It ain't half cool, Mum! ...not all Indian meals are hot
It ain't half hot, Mum, but Indian meals can be cool too, in multiple senses of the word. A rich, spicy-hot curry is not everyone’s idea of an enjoyable meal, with some running a mile to avoid such unfamiliar culinary territory. Some may perish the thought of a curry, in the misguided belief that such a dish has the potential to corrupt their tastebuds beyond all hope of being able to savor food ever again. Certainly, some curries are a little fiery, but there is far more to Indian cuisine that spicy hot dishes.
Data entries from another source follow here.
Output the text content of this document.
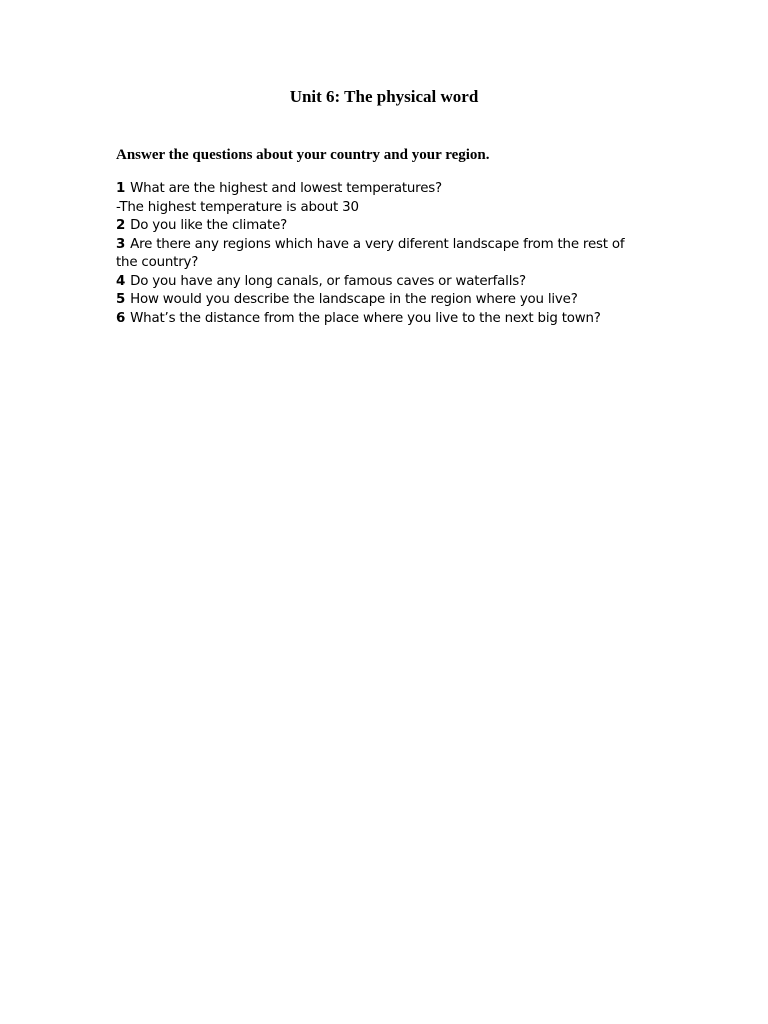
Unit 6: The physical word

Answer the questions about your country and your region.

1 What are the highest and lowest temperatures?
-The highest temperature is about 30
2 Do you like the climate?
3 Are there any regions which have a very diferent landscape from the rest of the country?
4 Do you have any long canals, or famous caves or waterfalls?
5 How would you describe the landscape in the region where you live?
6 What’s the distance from the place where you live to the next big town?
Welcome to those who give curry a cool reception
Here at Abul’s Spice, we offer a comprehensive menu including traditional dishes which are carefully prepared to suit all tastes. Our curries and biriyanis each have their own characteristics which are indicative of the variety and amount of herbs and spices which go into their creation.
For those with delicate palates and an appreciation of mild, sometimes sweeter flavours, Abul has created dishes which incorporate carefully chosen whole and ground spices with cooling yoghurt, sweet coconut milk, or cream. Generally, the addition of dairy or coconut milk inhibits the release of the 'heat' in spices without compromising aroma or flavour. Ground almonds, cashew or peanuts are also added to some dishes, which helps to thicken the sauce and add flavour.
Korma is a method of cooking
Take a traditional korma, for example. A korma is a method of slow cooking, as opposed to an actual dish. As with a good marinade for meat before it goes onto a barbecue, meat for a korma will likely be marinaded in yoghurt before being cooked over time. When the sauce is reduced, it is enhanced with the addition of mild spices. Far from being bland, a good korma is a fragrant assault on the senses and should be well seasoned. Recipes vary but typically feature cardamom seeds; cumin, which is part of the parsley family; ginger; bay leaves and garam massala. Coriander and garlic is also used, as is coconut or ground almonds.
Likewise, the pasanda’s mild flavours come from cardamon and pureed tomatoes, as well as cream and ground almonds. Similarly, massala dishes feature a blend of spices mixed with water or milk to create a paste. Again, recipes differ regionally and may contain as many as a dozen varieties of spice including chilli, star anise, nutmeg or bay leaf. The spice mix is often toasted or dry-fried before adding to the dish in order to release its distinctive flavours. The meal is then simmered in a creamy sauce and though it may assert the flavour of a particular spice above others, it is nonetheless mild on the palate.
Biryanis are mild too
Commonly mistaken for a curry, the biriyani is a work of subtle culinary art in its own right. Though not the main event on the table, no self-respecting Indian household would serve a vegetable curry without accompanying it with a biriyani. Originating from Persia, the biriyani is a dish of rice and meat (or fish) baked in the oven, thus allowing mild spices and meat juices to imbue the rice with their flavours. Biriyanis are dry in texture but marry well with vegetable curries, which have a lot of sauce.
Give it a go!
Having taken the heat out of the argument that all curries are too hot to handle, Abul’s Spice would like to invite you to try their milder dishes in the hope that they can dispel the myth that curries are to be avoided at all cost.
On the other hand, you might be a die-hard naga chilli enthusiast. In which case, Chef Abul can most certainly oblige. Just roll up your sleeves, have some water to hand, and ask for his signature naga chicken or lamb. You will not be disappointed.